Будь мы сейчас в интернете, я бы поставила под каждым его словом миллион плюсиков, подтверждая свою солидарность. Да, именно такой была его жена.
-А я… А я был собой, дворовой шпаной, до которой никому не было дела. Но первый раз в жизни мне захотелось чего-то особенного… Понимаешь, там, в детдоме очень легко начать чувствовать себя вторым сортом. Всё, что у тебя есть, оно вроде как и твоё, но на деле получалось, что лишь номинально, словно взятое в долг. Вечно тебя кто-то этим попрекает. Скажите спасибо государству, что заботится о вас, будьте благодарны людям, что они вам вещи со своего плеча скинули, радуйтесь, что мы тут все вас терпим… Но у детей своя правда. Многие, кто выходит из тех стен, считают, что весь мир им должен. А почему? Потому что невозможно всё время злиться только на себя. Короче… не суть. Маринка была прекрасна. А я жаждал чего-то, чего не было у других, что было бы лучше, чтобы хоть раз в жизни что-то по первому разряду, а не с барского плеча.
-Ты словно о вещи говоришь, - не смогла промолчать я, ужасаясь услышанному.
-А оно так примерно и было. Я видел образ. Красивый, прекрасный, привлекательно-манящий… В шестнадцать как-то не сильно задумываешься о морали. Мне тогда казалось, что это и есть та самая любовь, про которую все говорили. Я восхитился, загорелся и пошёл в бой.
Поразительным образом ревности во мне не было, несмотря на все многочисленные эпитеты в сторону Марины. Наверное, потому что не было в его словах никакого восхищения, лишь нелицеприятные факты и немного застоявшейся печали.
-Поскольку предложить ей мне было нечего, пришлось брать нахрапом и наглостью.
А вот последнее задело порядком.
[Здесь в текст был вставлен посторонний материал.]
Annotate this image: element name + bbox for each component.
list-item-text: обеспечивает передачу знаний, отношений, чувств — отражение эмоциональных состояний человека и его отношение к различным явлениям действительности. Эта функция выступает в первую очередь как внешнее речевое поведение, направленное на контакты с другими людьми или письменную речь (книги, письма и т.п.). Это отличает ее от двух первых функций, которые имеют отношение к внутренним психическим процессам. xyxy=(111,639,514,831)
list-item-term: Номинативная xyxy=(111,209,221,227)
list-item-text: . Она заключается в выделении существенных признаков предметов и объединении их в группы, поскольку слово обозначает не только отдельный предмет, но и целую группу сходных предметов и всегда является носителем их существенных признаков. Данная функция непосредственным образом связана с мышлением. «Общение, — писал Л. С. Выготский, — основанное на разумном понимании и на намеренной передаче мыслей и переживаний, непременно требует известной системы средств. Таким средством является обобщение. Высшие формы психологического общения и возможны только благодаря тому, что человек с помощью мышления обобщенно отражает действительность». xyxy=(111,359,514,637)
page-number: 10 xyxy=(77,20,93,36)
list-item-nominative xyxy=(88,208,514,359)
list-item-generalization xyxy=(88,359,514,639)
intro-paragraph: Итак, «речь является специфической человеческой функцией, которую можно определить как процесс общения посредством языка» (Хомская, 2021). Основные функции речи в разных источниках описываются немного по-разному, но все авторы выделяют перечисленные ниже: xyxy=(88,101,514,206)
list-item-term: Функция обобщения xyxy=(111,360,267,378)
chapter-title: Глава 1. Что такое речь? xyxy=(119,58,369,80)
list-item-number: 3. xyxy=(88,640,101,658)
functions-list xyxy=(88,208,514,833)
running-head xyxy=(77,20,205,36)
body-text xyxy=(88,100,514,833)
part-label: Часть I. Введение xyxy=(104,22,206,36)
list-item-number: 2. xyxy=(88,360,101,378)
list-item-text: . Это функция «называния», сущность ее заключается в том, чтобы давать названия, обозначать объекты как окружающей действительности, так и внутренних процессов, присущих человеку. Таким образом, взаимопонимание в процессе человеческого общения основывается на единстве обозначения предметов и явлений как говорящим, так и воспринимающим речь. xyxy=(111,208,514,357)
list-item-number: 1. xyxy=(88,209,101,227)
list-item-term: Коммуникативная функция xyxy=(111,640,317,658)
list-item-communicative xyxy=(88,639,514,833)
Мне нравилось считать, что в своей наглости он был только мой. С шумом втянула воздух, стараясь удержаться от очередного приступа жалости к себе.
-Сначала это была как игра. Для обоих, я добивался, а она нос воротила, опять-таки очень мило и с улыбочкой, издёвки не заподозришь. Марине льстило моё внимание, хоть она и делала вид, что ей всё равно. Я же решил брать её измором.
Его голос стал чуть тише, как если бы говорить не хотел. И опять-таки я понимала. Слишком уж всё это было похоже на то, что поначалу творилось между нами. Никакой романтики, сплошные провокации и подколки. И измор.